Pour son courage et ces divers faits d’arme, Papaul sera décoré de la Médaille Militaire, de la Croix du Combattant volontaire, de la Croix de Chevalier de la Légion d’honneur. Il lui sera remis également une distinction militaire italienne.

 

Après la guerre, il sera actif dans le mouvement des anciens combattants à Noisy-le-Sec — ville où il réside désormais depuis la fin du conflit, au 85 du boulevard Michelet — en en étant notamment le trésorier pendant quatorze ans, jusqu’en 1939. On le voit (de loin !) sur la photo suivante prise en 1925, à l’occasion de l’inauguration de monuments dédié aux soldats de la guerre 14-18, dont personne à l’époque ne pouvait imaginer qu’elle en serait suivie par une seconde :

Mais le peuple français et ses citoyens n’étaient pas au bout de leurs peines ! Lors de la déclaration de la guerre en 1939, Papaul (le prénom Adolphe est désormais volontairement oublié) fait partie des réservistes.
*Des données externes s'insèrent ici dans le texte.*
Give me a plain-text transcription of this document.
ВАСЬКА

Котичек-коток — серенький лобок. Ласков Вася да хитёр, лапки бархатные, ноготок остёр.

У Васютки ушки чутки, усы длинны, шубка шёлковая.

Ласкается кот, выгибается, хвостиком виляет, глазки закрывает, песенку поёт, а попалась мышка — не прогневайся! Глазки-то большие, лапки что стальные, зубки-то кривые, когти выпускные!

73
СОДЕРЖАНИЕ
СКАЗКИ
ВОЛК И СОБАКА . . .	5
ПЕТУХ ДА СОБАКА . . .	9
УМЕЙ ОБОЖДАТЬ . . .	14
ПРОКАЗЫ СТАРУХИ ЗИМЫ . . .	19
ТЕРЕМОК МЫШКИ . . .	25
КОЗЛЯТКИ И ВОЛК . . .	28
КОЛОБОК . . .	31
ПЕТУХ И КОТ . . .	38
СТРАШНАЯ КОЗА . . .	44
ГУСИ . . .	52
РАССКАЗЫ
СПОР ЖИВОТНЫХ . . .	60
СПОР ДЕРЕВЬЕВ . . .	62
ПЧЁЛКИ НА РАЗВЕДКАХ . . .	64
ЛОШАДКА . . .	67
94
Entré à la SNCF en 1919, il est mobilisé à Etampes en 1939. Le 14 juin 1940, il est victime du bombardement de la gare, et reçoit trois blessures occasionnées par les éclats de trois bombes successives, qui lui laisseront une incapacité partielle et des douleurs qui ne le quitteront pas jusqu’à la fin de sa vie.

 

 

 

 

 

 

 

 

 

 

 

 

 

Sa famille découvrira ultérieurement – et notamment le fils aîné Jean-Marie qui avait lui, après moult péripéties, rejoint les Forces Françaises Libres de la Deuxième DB de Leclerc – son activité de renseignement pour la résistance au cours de l’occupation et des risques qu’il avait pris, en dépit du fait qu’il était père de cinq enfants , dont l’âge s’étageait entre vingt ans pour l’aîné (Jean-Marie) et un an pour la plus jeune (Monique). Annette, Pierre et Yves  s’intercalant   entre les deux.

Papaul servira ainsi, pendant l’occupation, comme agent de renseignement du Réseau Eleuthère des Forces Françaises Combattantes. Ce réseau de renseignement militaire très efficace (contre-espionnage), rattaché à Libération Nord, avait pour principaux objectifs d’identifier l’ordre de bataille, les effectifs et les déplacements de l’armée allemande — pour les transmettre aux alliés — ainsi que ceux des dirigeants nazis. Même Rommel et Göring feront ainsi l’objet de filatures par ce réseau.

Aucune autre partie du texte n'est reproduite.